Charles Aznavour, Atom Egoyan, la familia Agassi, Cher, los tipos de System of a Down, el
tenista David Nalbandian, los campeones del mundo con Francia Yuri Djorkaeff y Alain Boghossian… Todos estos tienen en común su origen armenio. Y es que hay
armenios repartidos por medio mundo, llamando la atención los denodados
esfuerzos por no perder su identidad, manteniendo lengua, religión y el
recuerdo de su historia, que va pasando de generación en generación. Así, en
cualquier población en la que haya un foco armenio -en Rusia, EEUU, Francia,
Argentina…-, por pequeño que este sea, los exiliados y sus descendientes habrán
fundado una iglesia destinada al culto armenio, un periódico en lengua armenia
y alguna asociación cultural y/o de ayuda mutua.

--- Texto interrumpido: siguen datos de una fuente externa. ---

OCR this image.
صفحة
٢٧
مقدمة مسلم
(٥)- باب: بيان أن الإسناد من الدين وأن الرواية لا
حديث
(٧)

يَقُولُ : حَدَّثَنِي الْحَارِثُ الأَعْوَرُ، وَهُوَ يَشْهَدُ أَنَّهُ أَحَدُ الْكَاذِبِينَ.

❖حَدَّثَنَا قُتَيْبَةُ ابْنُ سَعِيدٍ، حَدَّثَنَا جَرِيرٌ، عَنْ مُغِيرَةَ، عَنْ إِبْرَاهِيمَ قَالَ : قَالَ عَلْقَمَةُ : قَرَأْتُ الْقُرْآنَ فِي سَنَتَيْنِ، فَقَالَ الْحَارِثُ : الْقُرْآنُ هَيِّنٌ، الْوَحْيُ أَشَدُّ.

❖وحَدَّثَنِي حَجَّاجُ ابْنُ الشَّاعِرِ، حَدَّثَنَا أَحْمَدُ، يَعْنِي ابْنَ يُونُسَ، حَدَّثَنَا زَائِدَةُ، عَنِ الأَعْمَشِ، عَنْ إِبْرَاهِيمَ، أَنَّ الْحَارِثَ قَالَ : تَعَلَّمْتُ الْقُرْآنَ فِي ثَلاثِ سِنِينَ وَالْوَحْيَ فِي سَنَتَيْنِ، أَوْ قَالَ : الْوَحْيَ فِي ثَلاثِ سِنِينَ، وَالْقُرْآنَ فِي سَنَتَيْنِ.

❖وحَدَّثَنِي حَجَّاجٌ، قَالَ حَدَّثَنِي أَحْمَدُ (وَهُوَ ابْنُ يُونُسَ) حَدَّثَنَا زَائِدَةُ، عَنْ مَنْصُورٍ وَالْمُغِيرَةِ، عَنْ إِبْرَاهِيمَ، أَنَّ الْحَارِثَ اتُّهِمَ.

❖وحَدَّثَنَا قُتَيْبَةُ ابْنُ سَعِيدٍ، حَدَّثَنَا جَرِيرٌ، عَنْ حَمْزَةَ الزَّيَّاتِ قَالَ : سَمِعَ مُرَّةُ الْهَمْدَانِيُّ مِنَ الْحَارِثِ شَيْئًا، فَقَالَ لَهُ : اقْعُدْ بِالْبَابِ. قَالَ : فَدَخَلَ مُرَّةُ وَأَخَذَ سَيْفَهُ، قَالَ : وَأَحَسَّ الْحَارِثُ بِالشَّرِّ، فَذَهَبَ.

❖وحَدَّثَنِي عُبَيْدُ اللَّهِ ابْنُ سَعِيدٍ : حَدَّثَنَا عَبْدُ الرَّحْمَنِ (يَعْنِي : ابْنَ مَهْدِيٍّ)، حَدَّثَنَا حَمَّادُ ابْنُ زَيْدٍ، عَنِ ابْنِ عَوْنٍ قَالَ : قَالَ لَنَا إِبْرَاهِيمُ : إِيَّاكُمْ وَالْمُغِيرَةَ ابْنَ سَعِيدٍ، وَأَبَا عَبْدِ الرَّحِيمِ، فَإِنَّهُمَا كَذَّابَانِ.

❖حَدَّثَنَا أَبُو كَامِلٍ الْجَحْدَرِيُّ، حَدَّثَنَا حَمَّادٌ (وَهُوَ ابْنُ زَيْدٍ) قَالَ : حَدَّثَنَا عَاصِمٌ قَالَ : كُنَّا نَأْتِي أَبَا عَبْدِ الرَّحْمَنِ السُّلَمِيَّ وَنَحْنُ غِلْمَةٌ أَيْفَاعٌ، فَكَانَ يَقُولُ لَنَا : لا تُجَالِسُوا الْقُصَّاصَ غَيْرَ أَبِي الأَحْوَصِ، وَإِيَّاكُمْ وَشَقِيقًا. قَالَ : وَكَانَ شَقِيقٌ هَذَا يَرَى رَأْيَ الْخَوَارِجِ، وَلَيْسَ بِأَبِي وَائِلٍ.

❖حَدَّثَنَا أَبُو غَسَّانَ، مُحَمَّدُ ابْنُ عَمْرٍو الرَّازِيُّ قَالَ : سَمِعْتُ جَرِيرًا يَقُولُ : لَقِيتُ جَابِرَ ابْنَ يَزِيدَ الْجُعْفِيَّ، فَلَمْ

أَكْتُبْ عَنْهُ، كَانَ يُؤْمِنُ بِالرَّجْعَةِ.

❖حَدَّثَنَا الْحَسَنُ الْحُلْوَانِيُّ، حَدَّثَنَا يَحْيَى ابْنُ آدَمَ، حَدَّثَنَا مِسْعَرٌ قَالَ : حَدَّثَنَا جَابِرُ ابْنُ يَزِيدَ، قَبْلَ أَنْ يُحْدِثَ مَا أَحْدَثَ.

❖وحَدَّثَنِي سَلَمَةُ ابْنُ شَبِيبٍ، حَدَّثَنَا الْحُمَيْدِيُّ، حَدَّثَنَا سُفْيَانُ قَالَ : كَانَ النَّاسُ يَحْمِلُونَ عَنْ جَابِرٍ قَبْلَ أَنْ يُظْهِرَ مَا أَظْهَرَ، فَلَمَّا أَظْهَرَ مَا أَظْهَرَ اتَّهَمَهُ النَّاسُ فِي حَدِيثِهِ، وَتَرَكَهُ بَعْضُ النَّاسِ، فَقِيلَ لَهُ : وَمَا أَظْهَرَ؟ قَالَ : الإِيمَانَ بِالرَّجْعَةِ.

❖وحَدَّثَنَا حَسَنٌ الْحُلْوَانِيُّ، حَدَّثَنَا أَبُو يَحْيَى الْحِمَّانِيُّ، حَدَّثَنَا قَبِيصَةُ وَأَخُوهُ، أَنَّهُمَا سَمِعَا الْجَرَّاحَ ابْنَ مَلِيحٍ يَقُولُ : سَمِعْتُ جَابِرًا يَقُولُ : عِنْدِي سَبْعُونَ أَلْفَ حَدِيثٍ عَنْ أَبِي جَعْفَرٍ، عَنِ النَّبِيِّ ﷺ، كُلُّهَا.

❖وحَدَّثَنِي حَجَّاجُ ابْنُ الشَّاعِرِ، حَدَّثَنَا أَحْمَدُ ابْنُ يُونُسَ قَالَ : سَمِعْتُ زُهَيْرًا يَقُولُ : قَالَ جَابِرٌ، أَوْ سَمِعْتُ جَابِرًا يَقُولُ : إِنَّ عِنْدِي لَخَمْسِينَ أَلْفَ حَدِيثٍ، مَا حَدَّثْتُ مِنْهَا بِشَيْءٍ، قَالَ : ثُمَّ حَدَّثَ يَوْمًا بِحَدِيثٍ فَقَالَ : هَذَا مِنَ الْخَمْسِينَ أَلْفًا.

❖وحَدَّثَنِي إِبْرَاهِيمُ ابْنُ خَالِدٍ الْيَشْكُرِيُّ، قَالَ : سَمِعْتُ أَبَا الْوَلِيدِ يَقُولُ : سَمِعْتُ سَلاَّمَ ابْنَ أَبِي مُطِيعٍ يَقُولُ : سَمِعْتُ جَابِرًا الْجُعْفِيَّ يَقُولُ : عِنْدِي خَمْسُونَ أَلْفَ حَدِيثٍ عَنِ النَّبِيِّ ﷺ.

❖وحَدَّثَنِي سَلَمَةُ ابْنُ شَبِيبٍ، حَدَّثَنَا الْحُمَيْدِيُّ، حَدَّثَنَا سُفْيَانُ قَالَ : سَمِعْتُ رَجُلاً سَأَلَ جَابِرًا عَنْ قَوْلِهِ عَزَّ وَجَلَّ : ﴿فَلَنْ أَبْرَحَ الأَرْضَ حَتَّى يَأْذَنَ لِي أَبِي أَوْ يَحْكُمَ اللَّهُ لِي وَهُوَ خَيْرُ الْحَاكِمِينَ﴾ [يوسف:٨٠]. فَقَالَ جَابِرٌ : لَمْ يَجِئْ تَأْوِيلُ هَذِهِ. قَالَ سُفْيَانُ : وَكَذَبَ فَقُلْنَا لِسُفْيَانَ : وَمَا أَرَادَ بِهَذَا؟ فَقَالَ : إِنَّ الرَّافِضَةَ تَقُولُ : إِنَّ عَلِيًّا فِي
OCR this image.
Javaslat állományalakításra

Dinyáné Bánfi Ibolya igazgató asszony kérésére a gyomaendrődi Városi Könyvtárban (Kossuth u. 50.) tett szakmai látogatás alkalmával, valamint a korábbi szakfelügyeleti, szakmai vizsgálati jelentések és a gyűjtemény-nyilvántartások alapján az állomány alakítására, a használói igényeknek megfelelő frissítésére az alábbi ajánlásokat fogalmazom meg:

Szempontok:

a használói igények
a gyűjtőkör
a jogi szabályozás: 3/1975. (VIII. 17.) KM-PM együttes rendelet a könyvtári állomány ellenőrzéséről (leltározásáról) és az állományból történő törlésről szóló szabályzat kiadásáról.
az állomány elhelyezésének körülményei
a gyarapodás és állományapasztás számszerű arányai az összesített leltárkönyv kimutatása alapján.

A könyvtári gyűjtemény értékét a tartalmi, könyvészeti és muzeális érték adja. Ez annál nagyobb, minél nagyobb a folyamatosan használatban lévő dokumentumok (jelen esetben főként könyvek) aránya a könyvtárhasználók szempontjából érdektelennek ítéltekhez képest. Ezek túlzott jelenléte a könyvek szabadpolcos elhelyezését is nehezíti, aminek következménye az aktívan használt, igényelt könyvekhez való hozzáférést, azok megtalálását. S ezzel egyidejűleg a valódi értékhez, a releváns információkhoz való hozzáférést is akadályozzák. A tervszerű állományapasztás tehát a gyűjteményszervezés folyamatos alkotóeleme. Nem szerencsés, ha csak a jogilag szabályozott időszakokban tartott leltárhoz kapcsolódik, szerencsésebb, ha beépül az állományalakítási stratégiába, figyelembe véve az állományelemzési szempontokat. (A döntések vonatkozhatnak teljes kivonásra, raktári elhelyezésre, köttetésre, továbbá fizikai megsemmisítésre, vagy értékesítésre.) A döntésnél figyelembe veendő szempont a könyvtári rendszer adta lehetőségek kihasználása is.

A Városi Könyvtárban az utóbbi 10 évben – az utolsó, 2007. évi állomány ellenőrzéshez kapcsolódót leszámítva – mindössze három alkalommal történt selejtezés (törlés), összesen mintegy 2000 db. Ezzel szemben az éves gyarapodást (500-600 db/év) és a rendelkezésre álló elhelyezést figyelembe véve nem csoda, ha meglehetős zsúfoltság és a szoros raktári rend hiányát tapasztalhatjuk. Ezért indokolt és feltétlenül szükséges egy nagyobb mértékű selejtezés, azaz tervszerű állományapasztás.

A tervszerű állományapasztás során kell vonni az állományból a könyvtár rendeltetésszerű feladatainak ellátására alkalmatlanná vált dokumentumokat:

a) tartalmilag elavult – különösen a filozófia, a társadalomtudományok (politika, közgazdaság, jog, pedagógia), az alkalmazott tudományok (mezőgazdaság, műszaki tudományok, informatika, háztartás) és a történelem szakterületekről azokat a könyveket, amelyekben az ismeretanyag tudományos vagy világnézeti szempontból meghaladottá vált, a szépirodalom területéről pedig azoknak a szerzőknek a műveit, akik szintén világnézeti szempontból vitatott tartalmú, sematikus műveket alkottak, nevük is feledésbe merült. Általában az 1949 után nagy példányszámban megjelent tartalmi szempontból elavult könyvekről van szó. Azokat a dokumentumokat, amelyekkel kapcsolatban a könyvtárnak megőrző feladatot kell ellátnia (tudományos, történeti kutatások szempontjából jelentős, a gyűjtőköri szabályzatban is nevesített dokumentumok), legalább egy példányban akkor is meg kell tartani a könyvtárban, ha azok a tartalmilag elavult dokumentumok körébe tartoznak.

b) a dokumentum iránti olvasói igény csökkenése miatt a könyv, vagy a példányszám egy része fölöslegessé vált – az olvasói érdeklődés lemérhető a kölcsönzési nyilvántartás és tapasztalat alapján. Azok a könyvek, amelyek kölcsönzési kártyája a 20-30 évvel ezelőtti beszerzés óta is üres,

La culpa de la diáspora armenia la tuvieron, principalmente los turcos, quienes planearon y administraron centralmente un genocidio contra toda la población armenia del Imperio Otomano entre los años 1915 y 1917. Esto ocasionó un exilio
generalizado de los supervivientes. Motivo de más para que se produjera un
reforzamiento identitario entre aquellos que fueron víctimas de este
holocausto aún no reconocido por Turquía, con el fin de que el tiempo no borre
tan lamentable episodio.
Pero siendo esta la causa fundamental del exilio, tampoco es la única. Si no
sería difícil explicar porque el padre de William Saroyan, fallecido en 1911,
emigró a la soleada California. En donde, por cierto, se dedicó al tema de los
viñedos, oseasé a la cultura del vino, la única cultura que merece la
pena. Estas circunstancias moldearán la mirada del joven William, escritor de
numerosas obras y cuentos cuyos temas giraban en torno a los primeros años de
vida de un hijo de inmigrantes pobres, retratando el universo provinciano del
oeste de los Estados Unidos. Muchas de sus historias se basaron en experiencias
propias de su infancia entre los agricultores armenio-americanos del Valle de
San Joaquín (California). Tratando con profusión el tema del desarraigo. Entre ellos destaca “Me llamo Aram” de 1940, que
recoge una colección de historias acerca de un crío y su familia inmigrante. Un
libro que lo consagrará como gran maestro de la narrativa norteamericana
contemporánea.
Todas sus obras gozarían de enorme popularidad durante los años
de la Gran Depresión. Si bien, no será hasta hace poco que
la editorial Acantilado las recupere para el lector en castellano. La más
célebre de todas ellas responde al título de “La comedia humana” y
fue publicada originalmente en 1943. Incomprensiblemente no la había leído
hasta ahora, que lo he hecho merced a a la recomendación de un amigo. Raro, porque es una
historia juvenil a la altura de “El guardián entre el centeno” de J.D. Salinger, novela de impacto para cualquier chavalín mínimamente
aficionado a la lectura.
Al igual que otros libros de Saroyan, “La comedia humana” nace de la propia experiencia, en este caso como repartidor de telegramas en su pueblo. Su alter ego literario es el encargado de llevar los cables en
Ithaca, pequeña localidad californiana sita en el Valle de San Joaquín.
Estamos en medio de la Segunda Guerra Mundial, por lo que muchos vecinos están
en el frente. De ahí que la mayoría sean anuncios terribles de soldados
que ya no podrán regresar al hogar. Esto permitirá al joven acercarse a las
diferentes “ventanas que se cierran en el entorno familiar del
desaparecido”. Y es que en el fondo, “La comedia humana” es un
alegato contra lo absurdo de la guerra. De esta y de todas las demás.